Eine Statistik können die Bildungspolitiker
leider nicht vorlegen: Wie viele Fünftklässler zittern in diesen
Tagen dem Zeugnis entgegen? Wie viele von ihnen müssen demnächst
schon wieder ihr Gymnasium oder ihre Realschule verlassen – weil das
Ziel einfach zu hoch ist, das ihre wohlmeinenden oder ehrgeizigen
Eltern ihnen gesteckt haben? Genau diese Zahlen aber wären nötig, um
zu beurteilen, ob es ein großer Erfolg oder ein verhängnisvoller
Fehler war, die verbindliche Grundschulempfehlung in
Baden-Württemberg abzuschaffen. Stattdessen schwelgt der neue
Kultusminister in grün-rotem Eigenlob – womöglich freut er sich zu
früh. Ob der erste Jahrgang ohne verbindliche Schulempfehlung
erfolgreich ist, wird sich in sechs bis neun Jahren zeigen. Wobei
nicht allein eine bestandene Mittlere Reife oder Abi-Prüfung über
Erfolg entscheidet. Beste Förderung heißt eigentlich: Jedes Kind
bekommt die Chance, seine Begabungen zur optimalen Entfaltung zu
bringen – und seinen Platz in der Arbeitswelt zu finden. Ein
chronisch überforderter Schüler, der es zum unglücklichen Akademiker
schafft, verpasst vielleicht ein Leben als begnadeter Handwerker.

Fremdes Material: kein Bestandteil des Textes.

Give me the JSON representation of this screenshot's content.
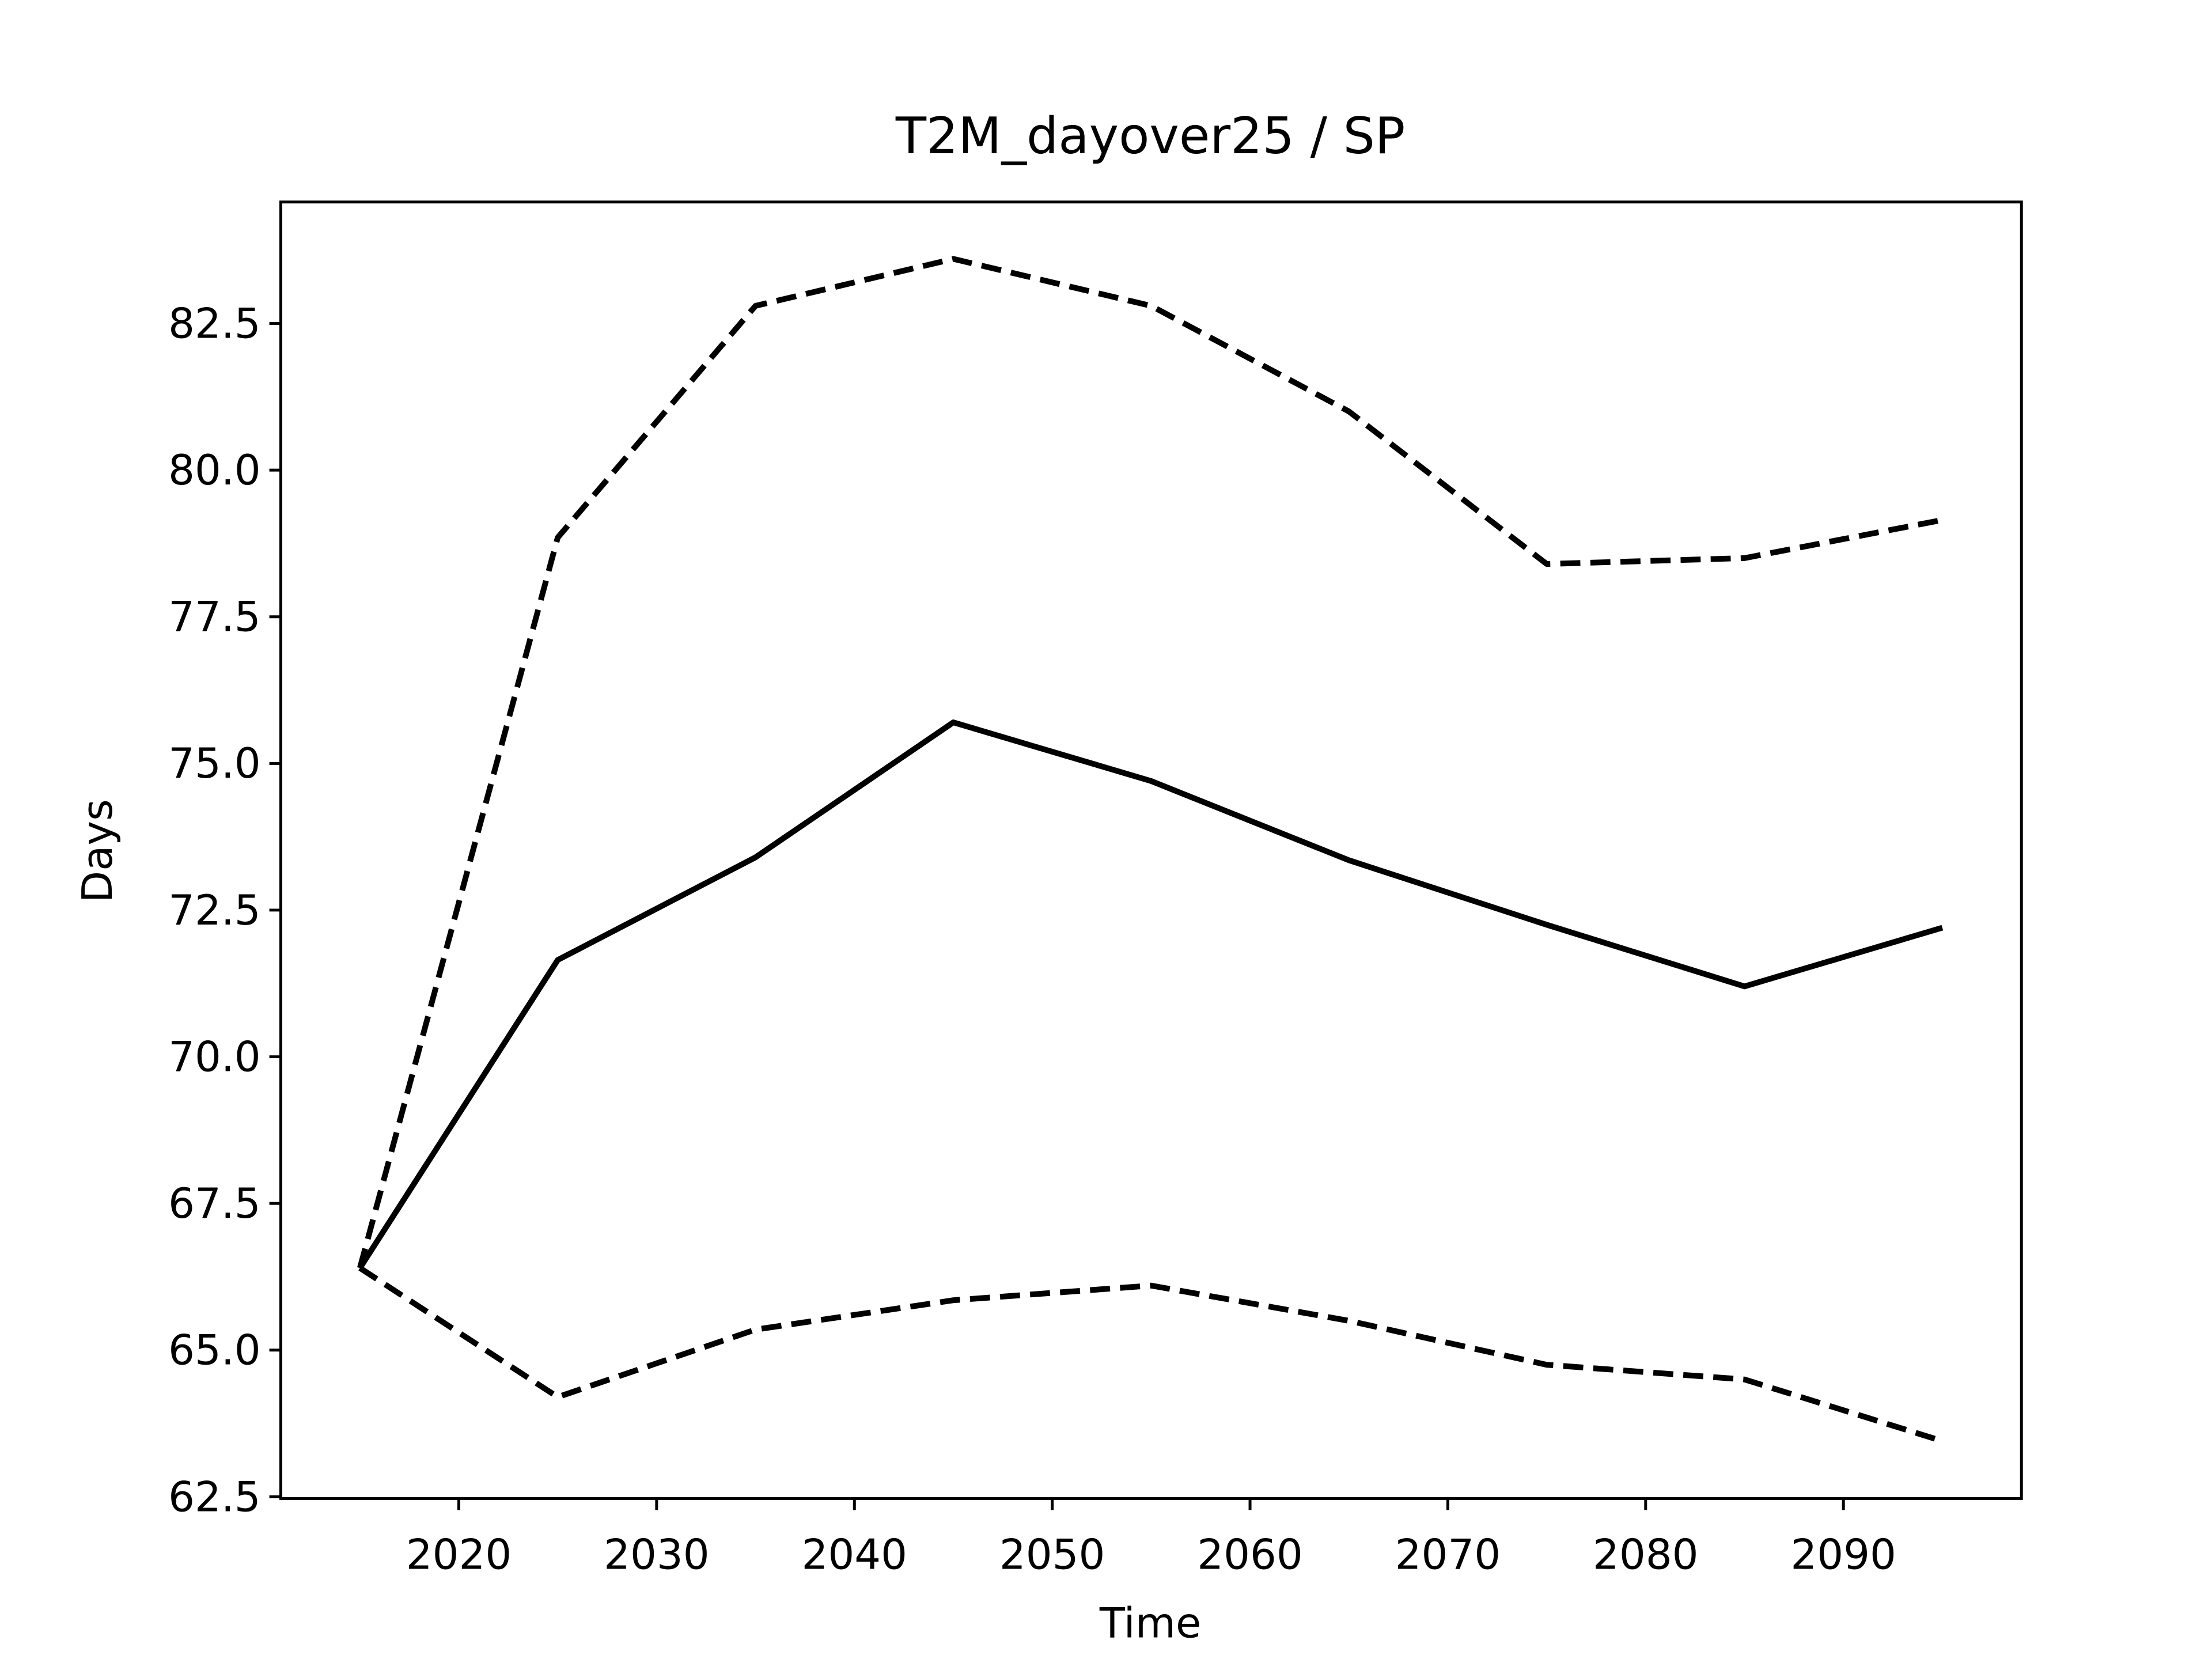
{
  "chart_data": {
    "type": "line",
    "title": "T2M_dayover25 / SP",
    "x_label": "Time",
    "y_label": "Days",
    "x": [
      2015,
      2025,
      2035,
      2045,
      2055,
      2065,
      2075,
      2085,
      2095
    ],
    "series": [
      {
        "color": "#000000",
        "linestyle": "solid",
        "values": [
          66.4,
          71.65,
          73.4,
          75.7,
          74.7,
          73.35,
          72.25,
          71.2,
          72.2
        ]
      },
      {
        "color": "#000000",
        "linestyle": "dashed",
        "values": [
          66.4,
          78.85,
          82.8,
          83.6,
          82.8,
          81.0,
          78.4,
          78.5,
          79.15
        ]
      },
      {
        "color": "#000000",
        "linestyle": "dashed",
        "values": [
          66.4,
          64.2,
          65.35,
          65.85,
          66.1,
          65.5,
          64.75,
          64.5,
          63.45
        ]
      }
    ],
    "xlim": [
      2011,
      2099
    ],
    "xticks": [
      2020,
      2030,
      2040,
      2050,
      2060,
      2070,
      2080,
      2090
    ],
    "ylim": [
      62.47,
      84.57
    ],
    "yticks": [
      {
        "value": 62.5,
        "label": "62.5"
      },
      {
        "value": 65,
        "label": "65.0"
      },
      {
        "value": 67.5,
        "label": "67.5"
      },
      {
        "value": 70,
        "label": "70.0"
      },
      {
        "value": 72.5,
        "label": "72.5"
      },
      {
        "value": 75,
        "label": "75.0"
      },
      {
        "value": 77.5,
        "label": "77.5"
      },
      {
        "value": 80,
        "label": "80.0"
      },
      {
        "value": 82.5,
        "label": "82.5"
      }
    ],
    "grid": false
  }
}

Traurig ist, dass Politiker und Eltern das Seelenheil der Kinder
allzu oft aus dem Blick verlieren. Gewiss hat die Abschaffung der
strengen Grundschulempfehlung zu einer atmosphärischen Entspannung
beigetragen und auch manche ausländische Familie mit begabtem
Nachwuchs zur selbstbewussteren Schulwahl ermutigt – doch dazu hätte
die Politik längst mit gezielter Förderung beitragen können.
Tatsächlich sind viele schwache Schüler schon in der ersten Klasse
abgehängt und erfahren kaum Hilfe. Parteien aller Couleur aber
huldigen dem Akademisierungswahn, reden die Hauptschule kaputt,
dulden Dumpinglöhne. Nun haben die Familien mit den Füßen übers
Schulsystem abgestimmt – und Grün-Rot stürmt zu neuen Reformen.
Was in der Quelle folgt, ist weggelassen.